L'homme est devenu si arrogant et triste
Qu'il a décidé de déclarer la guerre à la Mort
Il a commencé à exercer son contrôle naïf
Sur les règles de la Nature et de l'Évolution.
On construit des hôpitaux très sophistiqués
Pour garder en survie misérable et confuse
Des vieux loups qui veulent ouvrir leurs ailes
En les emprisonnant dans leurs souffrances.
Ce n'est pas les vieux qui veulent l'éternité
Ce sont souvent ceux qui les aiment le plus
Ce sont leurs enfants, partenaires ou chers amis
Qui refusent de les laisser partir en paix enfin.
Par leurs prières et attachements émotionnels
Par leurs soins professionnels et bonnes drogues
Par leurs peurs, peines et hontes bien enfouies
Ils forcent la vie à ceux qui sont prêts à la mort.
* * *
On n'a pas de soins de fin de vie qui honorent
La magie réelle de cette divine transformation
On ne sait pas comment célébrer la vieillesse
On ne sait pas comment dire l'au revoir de fin.
Et pourtant on peut vivre le départ ensemble
On peut utiliser le temps qui nous reste encore
À se parler de pourquoi on s'aimait autant
À se donner des câlins et à écouter le joli cœur.
On peut aider celui qui veut partir d'ici
À s'envoler avec amour, beaucoup plus libre
On peut les pardonner et laisser partir lentement
Au lieu d'essayer à les sauver malgré leur volonté.
* * *
Tu respectes la Vie comme très précieuse
Tu l'aimes, tu en prends soin et tu la protèges.
Et bien, la Mort mérite le même honneur
Tu dois apprendre à l'accueillir et l'accepter.
Si tu veux vraiment aider tes ancêtres
À voler libres dans leurs rêves futurs
Tu devrais apprendre à faire les vrais deuils
En leur pardonnant sincèrement pour tout.

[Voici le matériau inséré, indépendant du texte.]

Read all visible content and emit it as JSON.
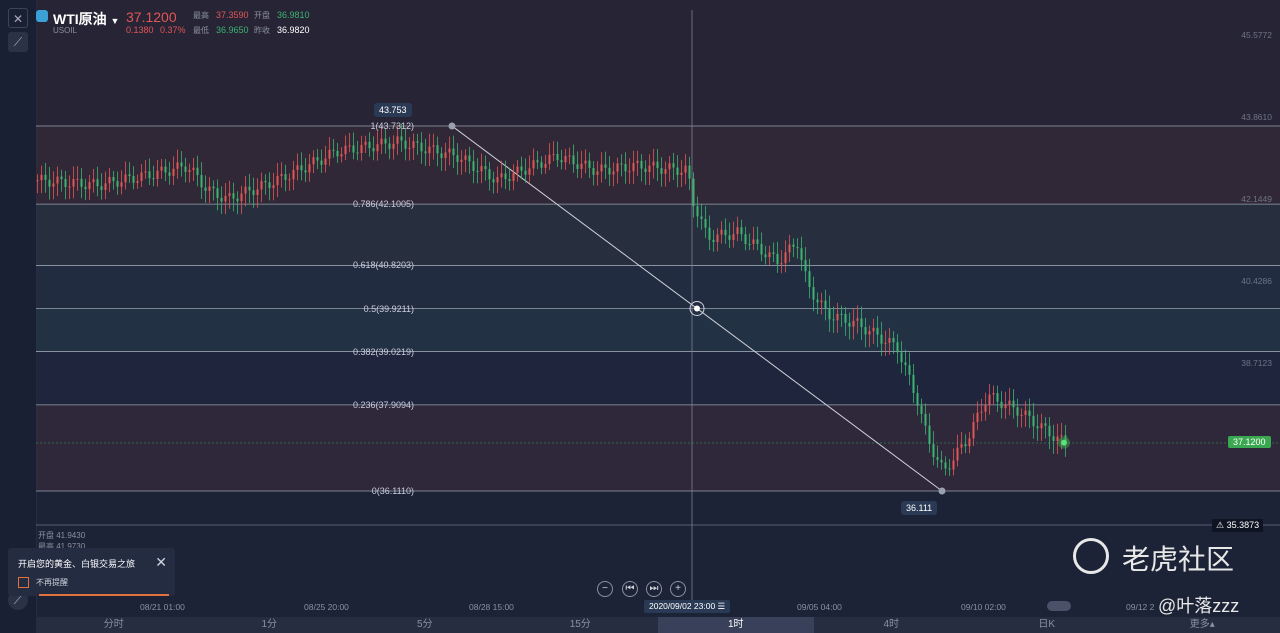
{
  "header": {
    "symbol_name": "WTI原油",
    "symbol_code": "USOIL",
    "last_price": "37.1200",
    "change": "0.1380",
    "change_pct": "0.37%",
    "high_label": "最高",
    "high_value": "37.3590",
    "open_label": "开盘",
    "open_value": "36.9810",
    "low_label": "最低",
    "low_value": "36.9650",
    "prev_close_label": "昨收",
    "prev_close_value": "36.9820"
  },
  "fib_levels": [
    {
      "label": "1(43.7312)",
      "value": 43.7312
    },
    {
      "label": "0.786(42.1005)",
      "value": 42.1005
    },
    {
      "label": "0.618(40.8203)",
      "value": 40.8203
    },
    {
      "label": "0.5(39.9211)",
      "value": 39.9211
    },
    {
      "label": "0.382(39.0219)",
      "value": 39.0219
    },
    {
      "label": "0.236(37.9094)",
      "value": 37.9094
    },
    {
      "label": "0(36.1110)",
      "value": 36.111
    }
  ],
  "bubbles": {
    "high": "43.753",
    "low": "36.111"
  },
  "price_axis": [
    "45.5772",
    "43.8610",
    "42.1449",
    "40.4286",
    "38.7123"
  ],
  "current_price_tag": "37.1200",
  "min_price_tag": "35.3873",
  "time_axis": [
    "08/21 01:00",
    "08/25 20:00",
    "08/28 15:00",
    "09/05 04:00",
    "09/10 02:00",
    "09/12 2"
  ],
  "crosshair_time": "2020/09/02 23:00",
  "ohlc_mini": {
    "open_label": "开盘",
    "open_value": "41.9430",
    "high_label": "最高",
    "high_value": "41.9730"
  },
  "notice": {
    "text": "开启您的黄金、白银交易之旅",
    "checkbox_label": "不再提醒"
  },
  "timebar": [
    {
      "label": "分时",
      "active": false
    },
    {
      "label": "1分",
      "active": false
    },
    {
      "label": "5分",
      "active": false
    },
    {
      "label": "15分",
      "active": false
    },
    {
      "label": "1时",
      "active": true
    },
    {
      "label": "4时",
      "active": false
    },
    {
      "label": "日K",
      "active": false
    },
    {
      "label": "更多▴",
      "active": false
    }
  ],
  "watermark": {
    "brand": "老虎社区",
    "handle": "@叶落zzz"
  },
  "colors": {
    "up": "#e25555",
    "down": "#3cb371",
    "background": "#1c2336",
    "accent": "#3aa0d6"
  }
}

En les laissant partir dans l'amour pur
En leur disant merci du fond du cœur
En célébrant à leurs côtés leur belle vie
En chérissant tous les cadeaux offerts.
En souriant directement dans leurs yeux
En leur offrant une simple compréhension
Un moment qui vous permettrait de nommer
L'amour de vos âmes emprisonné en silence.
* * *
Notre arrivée au monde est très spéciale
Notre départ d'ici n'est pas très différent
C'est aussi très sacré, super transformant
On doit apprendre à les traverser ensemble.
La souveraineté de l'âme est le plus beau cadeau
Que la vie nous offre à travers les âges oubliés
N'enchaînons pas cette liberté si primordiale
Par nos peurs, nos regrets, nos attachements.
L'art de dire adieu est peut-être plus précieux
Que celui de s'accrocher à ce qui s'envole déjà
Comme les feuilles d'automne qui dansent au vent
Avant de reposer sur terre pour nourrir demain.
* * *
Nos ancêtres murmurent dans le silence des étoiles
Ils nous regardent avec leurs yeux d'éternité
Demandant non pas nos larmes mais notre joie
Non pas notre chagrin mais notre gratitude.
La plus grande preuve d'amour n'est pas toujours
Dans la lutte désespérée contre l'inévitable
Mais dans l'acceptation lumineuse du cycle parfait
Dans le lâcher-prise qui libère et qui honore.
Mourir n'est pas disparaître, c'est se fondre
Dans la symphonie cosmique qui nous a créés
C'est retourner à la source collective de tout
Pour y puiser de nouvelles formes d'existence.
* * *
Alors célébrons ces passages, ces transformations
Comme on célèbre l'eau qui devient nuage et pluie
Comme on honore la chenille devenue papillon
Comme on vénère le jour qui se couche en beauté.
Car dans le grand mystère de l'être et du non-être
Dans cette danse éternelle entre ombre et lumière
La vie et la mort cocréent l'impossible ensemble
D'une même histoire d'amour qui n'a ni début ni fin.
* * *
Écoute dans le silence de ton âme qui sait déjà,
Dans les murmures de ta maturité qui s'éveille,
Incline-toi devant ce qui fut, ce qui est,
Et ouvre grand ton cœur à ce qui sera.
Si l'âme choisit son arrivée et le parcours,
Peut-être choisit-elle aussi son départ.
Dans cette simple vérité réside en silence
La paix infinie de toute notre existence.
* * *
Comme une feuille qui sait quand se détacher,
Comme l'oiseau qui suit l'appel des saisons,
Comme la marée qui se retire en douceur,
Laisse tout être suivre sa sagesse intérieure.
Et quand viendra ton propre hiver si doux,
Puisses-tu aussi danser avec la vraie extase,
Sans regret, sans peur, sans attachement,
Dans la pure grâce d'avoir été autant vivant.